Graphene oxide (GO) was prepared by an improved Hummers method. Large GO (LGO) flakes were separated and collected as the precursor for film fabrication. After seven repeated centrifugation steps, LGO was isolated from a 3 wt.% GO suspension (collecting the bottom 30% of GO each time). Optical microscopy-based lateral-size statistics show that 74% of LGO flakes exceed 75 μm, and 54% exceed 100 μm. Typical flake-size GO (TGO) was used as a control sample. LGO assembled films were fabricated by roll transfer coating of premeasured LGO hydrogel onto a self-peeling substrate such as PET film.

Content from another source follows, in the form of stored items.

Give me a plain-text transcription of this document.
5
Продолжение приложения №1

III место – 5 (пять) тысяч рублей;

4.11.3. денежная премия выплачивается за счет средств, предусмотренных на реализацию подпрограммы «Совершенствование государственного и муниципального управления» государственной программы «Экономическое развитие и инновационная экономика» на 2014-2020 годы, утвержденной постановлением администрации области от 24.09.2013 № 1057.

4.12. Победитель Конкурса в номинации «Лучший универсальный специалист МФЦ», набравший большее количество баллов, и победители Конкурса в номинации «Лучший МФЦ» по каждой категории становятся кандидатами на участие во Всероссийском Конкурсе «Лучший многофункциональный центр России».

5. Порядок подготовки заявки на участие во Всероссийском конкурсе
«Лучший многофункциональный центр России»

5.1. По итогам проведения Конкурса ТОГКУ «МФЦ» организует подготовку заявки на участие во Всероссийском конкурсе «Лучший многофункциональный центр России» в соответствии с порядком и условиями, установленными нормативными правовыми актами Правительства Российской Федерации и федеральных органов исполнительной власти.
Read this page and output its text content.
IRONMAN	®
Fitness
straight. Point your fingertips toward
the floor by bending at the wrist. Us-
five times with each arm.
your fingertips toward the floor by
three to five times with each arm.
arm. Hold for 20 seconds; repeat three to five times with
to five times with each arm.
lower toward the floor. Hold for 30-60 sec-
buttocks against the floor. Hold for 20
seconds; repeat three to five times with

The LGO hydrogel on the substrate was dried at 70–80 °C. After drying, a soft, deep-brown freestanding paper-like GO film (LGO film) could be peeled from the PET substrate. During this step, the anisotropic liquid-crystalline behavior of the LGO hydrogel can produce prealigned oriented structures after force-directed roll transfer.
This highly ordered laminate was converted to graphitized material via high-temperature graphitization. LGO films were thermally annealed between two graphite plates in an argon atmosphere at 1,300 °C for 2 hours and at 2,850 °C for 1 hour for reduction and graphite crystallization. Large crystalline graphite domains in GAF result from merging of neighboring reduced LGO flakes.
After initial high-temperature annealing, the material becomes fully graphitized, allowing defect-free graphene nanosheets to lie flat and make large-area planar contacts. Subsequent rolling compression under 300 MPa pressure yields the final GAF. Rolling compression helps eliminate interlayer gaps and contact resistance and contributes to excellent flexibility.
Following rolling, a second high-temperature anneal at 2,850 °C in argon removes structural damage introduced during rolling and further improves conductivity. Using the same procedure but starting from TGO produces TGF.
Conclusion
The research team demonstrated progress in lightweight, flexible, mechanically durable, chemically stable, and highly conductive GAF structures that can be applied to multi-band 5G wireless communication equipment and electromagnetic protection, addressing key limitations of copper-based electronics. GAF-based 5G electronic components can be designed in complex patterns and integrated into communication systems to support advanced functions across microwave communication bands.
GAF also shows excellent electromagnetic shielding performance in microwave and terahertz bands and can be fabricated into metamaterials for selective electromagnetic shielding. The study indicates that highly conductive graphene films can serve as a full-function, sustainable alternative material for RF applications, supporting current and next-generation flexible electronics, wireless communication equipment, and EMI shielding. Macroscopic graphene films can act as functional and more sustainable replacements in current and future devices.